COSMIC is a constellation mission to study the climate, ionosphere and geodesy. The main geodetic mission of
COSMIC is to determine the global gravity field model and its temporal variations, which need the precise geometric
orbit of COSMIC. GPS observations onboard COSMIC are simulated using the GPS precise final orbit and high-rate
clock of CODE, the designed orbit of COSMIC and the GPS antennae for precise orbit determination (POD). The precise
geometric orbits of COSMIC are determined with the kinematic method from the space-borne simulated observations to
test the POD capability of GPS antennae. There are two POD GPS antennae onboard COSMIC, named as POD +X and
-X. The orbit from POD -X antenna has the approximately same precision as that from POD +X antenna, and the errors
of both are greater than the given random error while simulating GPS data. The main reason is that the designed
positions of POD antennae are not good. There are the different angels between the boresight vector and zenith direction
of two antennae. Another reason is that POD +X antenna is in the flying direction and POD -X antenna is in the inverse
direction.

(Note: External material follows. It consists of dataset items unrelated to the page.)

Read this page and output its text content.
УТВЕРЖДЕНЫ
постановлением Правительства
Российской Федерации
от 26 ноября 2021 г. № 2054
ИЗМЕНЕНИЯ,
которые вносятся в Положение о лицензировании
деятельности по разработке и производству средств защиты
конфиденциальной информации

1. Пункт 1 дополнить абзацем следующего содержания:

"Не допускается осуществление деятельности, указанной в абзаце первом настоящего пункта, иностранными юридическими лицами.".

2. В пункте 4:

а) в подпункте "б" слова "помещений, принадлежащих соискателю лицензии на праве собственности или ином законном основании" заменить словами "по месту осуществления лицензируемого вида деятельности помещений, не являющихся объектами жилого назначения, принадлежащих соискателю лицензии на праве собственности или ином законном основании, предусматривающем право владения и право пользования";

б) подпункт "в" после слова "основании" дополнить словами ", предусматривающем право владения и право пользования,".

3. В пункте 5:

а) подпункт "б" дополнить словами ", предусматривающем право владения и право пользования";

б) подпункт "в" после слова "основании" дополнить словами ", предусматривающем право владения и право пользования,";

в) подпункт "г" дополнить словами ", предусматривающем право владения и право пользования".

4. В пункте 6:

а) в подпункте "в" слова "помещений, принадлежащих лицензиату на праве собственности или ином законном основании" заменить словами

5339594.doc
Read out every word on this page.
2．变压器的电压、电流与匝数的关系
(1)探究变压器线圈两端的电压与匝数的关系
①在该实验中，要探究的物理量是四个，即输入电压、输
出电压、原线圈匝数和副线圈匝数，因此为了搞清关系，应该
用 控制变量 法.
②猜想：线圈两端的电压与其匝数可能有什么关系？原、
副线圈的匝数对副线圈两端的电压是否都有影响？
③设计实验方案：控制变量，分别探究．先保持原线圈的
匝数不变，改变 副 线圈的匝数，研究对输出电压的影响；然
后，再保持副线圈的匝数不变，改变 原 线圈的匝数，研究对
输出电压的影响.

In order to get the high precision of POD, a virtual antenna is constructed from POD +X and -X, whose center
is the center of mass of COSMIC. Observations from POD +X and -X then are reduced to the virtual antenna.
Comparing with the referenced orbit and the kinematic orbit from the virtual antenna, the precision of orbit is consistent
to the given random error when simulating GPS data, up to centimeter level.